Wilson movingly addresses this condition in the final paragraph of her translator’s note, where, in her words, she asks us to imagine a stranger outside our house, a stranger who is old and ragged and tired, wandering for years and whose name you do not know. And you invite him inside your home. “He may remind you of your husband, your father, or yourself … Let him eat and drink until he is satisfied. Be patient. When he is finished, he will tell his story. Listen carefully. It may not be as you expect.”
It is this same theme that Mendelsohn had already addressed in his earlier books An Odyssey: A Father, a Son, and an Epic and The Lost: A Search for Six of Six Million. The first is his often-moving (and frequently funny) account of a trip he made to Greece with his father who had attended his class on Homer and with whom the son had deep but difficult ties. The second book is an account of Mendelsohn’s effort, spurred by a longing to discover a family and a home — in a word, to find himself — obliterated in the Holocaust.
This same concern and connection with the human condition, one informed by nostos and xenos, infuses Mendelsohn’s translation of Homer’s epic. In his introduction, he devotes several pages to these themes, arguing that the importance of xenia is paramount for Homer and that it is an ethical imperative that keeps surging to the surface of events.
Perhaps the most dramatic instance of this is when Odysseus, who has returned to Ithaka and is disguised as a beggar, is humiliated by Antinoos, the obnoxious leader of the army of suitors demanding the hand (and property) of Penelope. Another suitor lambastes Antinoos for his behavior, reminding him that “the gods often take the appearance of strangers from far-off lands/Assuming all sorts of guises as they wander around our cities/Observing the deeds of mortals, whether insolent or righteous.” Soon enough, Antinoos and the other suitors realize too late — the tragic moment the Greeks called anagnorisis, or recognition — the truth of that warning.

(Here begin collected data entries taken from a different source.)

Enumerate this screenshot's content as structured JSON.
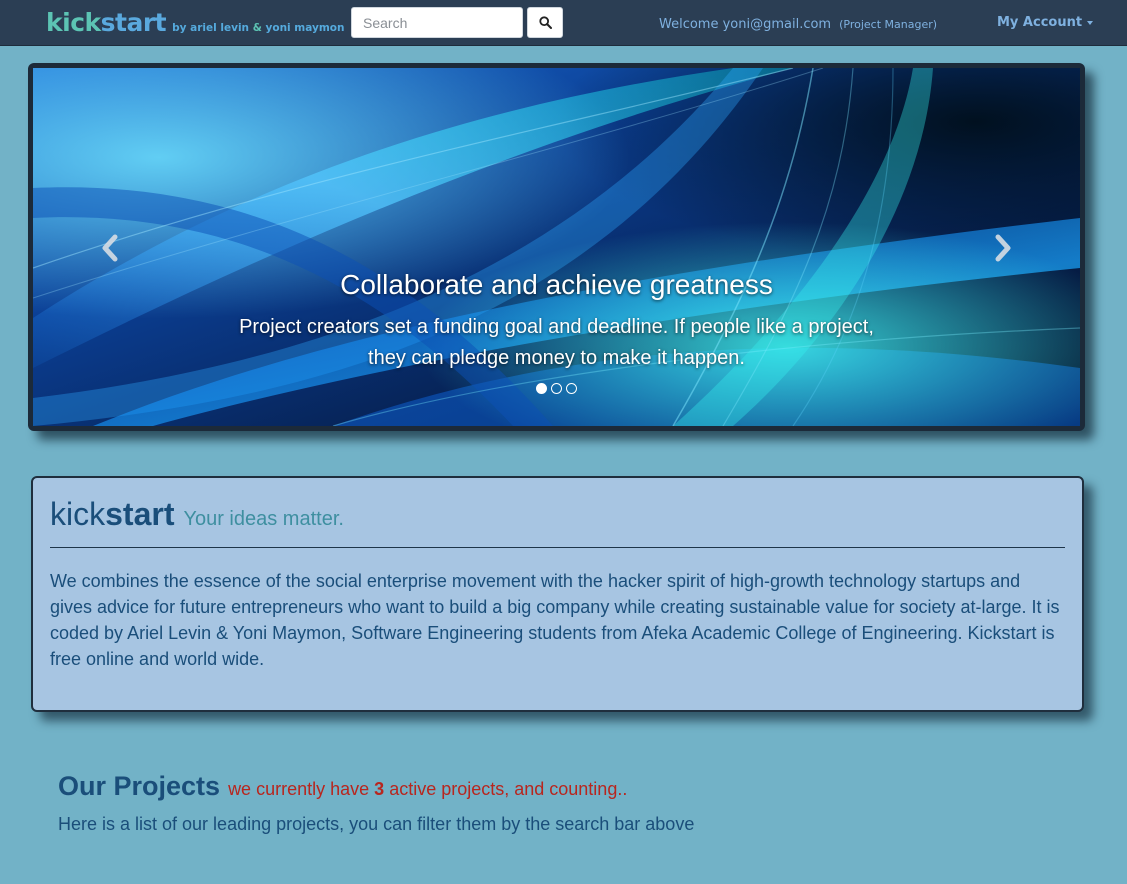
{
  "navbar": {
    "brand_kick": "kick",
    "brand_start": "start",
    "brand_by": "by ariel levin",
    "brand_amp": "&",
    "brand_second": "yoni maymon",
    "search_placeholder": "Search",
    "search_icon": "magnifier-icon",
    "welcome": "Welcome yoni@gmail.com",
    "role": "(Project Manager)",
    "account_label": "My Account"
  },
  "carousel": {
    "title": "Collaborate and achieve greatness",
    "text": "Project creators set a funding goal and deadline. If people like a project, they can pledge money to make it happen.",
    "prev_icon": "chevron-left-icon",
    "next_icon": "chevron-right-icon",
    "slide_count": 3,
    "active_slide": 1
  },
  "about": {
    "kick": "kick",
    "start": "start",
    "tagline": "Your ideas matter.",
    "body": "We combines the essence of the social enterprise movement with the hacker spirit of high-growth technology startups and gives advice for future entrepreneurs who want to build a big company while creating sustainable value for society at-large. It is coded by Ariel Levin & Yoni Maymon, Software Engineering students from Afeka Academic College of Engineering. Kickstart is free online and world wide."
  },
  "projects": {
    "title": "Our Projects",
    "count_prefix": "we currently have",
    "count": "3",
    "count_suffix": "active projects, and counting..",
    "subtitle": "Here is a list of our leading projects, you can filter them by the search bar above"
  },
  "colors": {
    "page_background": "#72b2c7",
    "navbar_background": "#2b3e54",
    "panel_background": "#a7c5e2",
    "heading_blue": "#1a4e7a",
    "count_red": "#b8261e"
  }
}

Homer was not, of course, concerned with political movements or ideological currents, economic competition or climate change, all of which have contributed massively to the growth of displaced persons and desperate refugees. But, as both Mendelsohn’s and Wilson’s transitions make clear, Homer’s tale is no less timely than it is timeless. Reading the Odyssey today reminds us that the moment of recognition will always occur for individuals as well as nations. While the gods may no longer walk the earth, the code of ethics these divine beings embodied remain very much with us.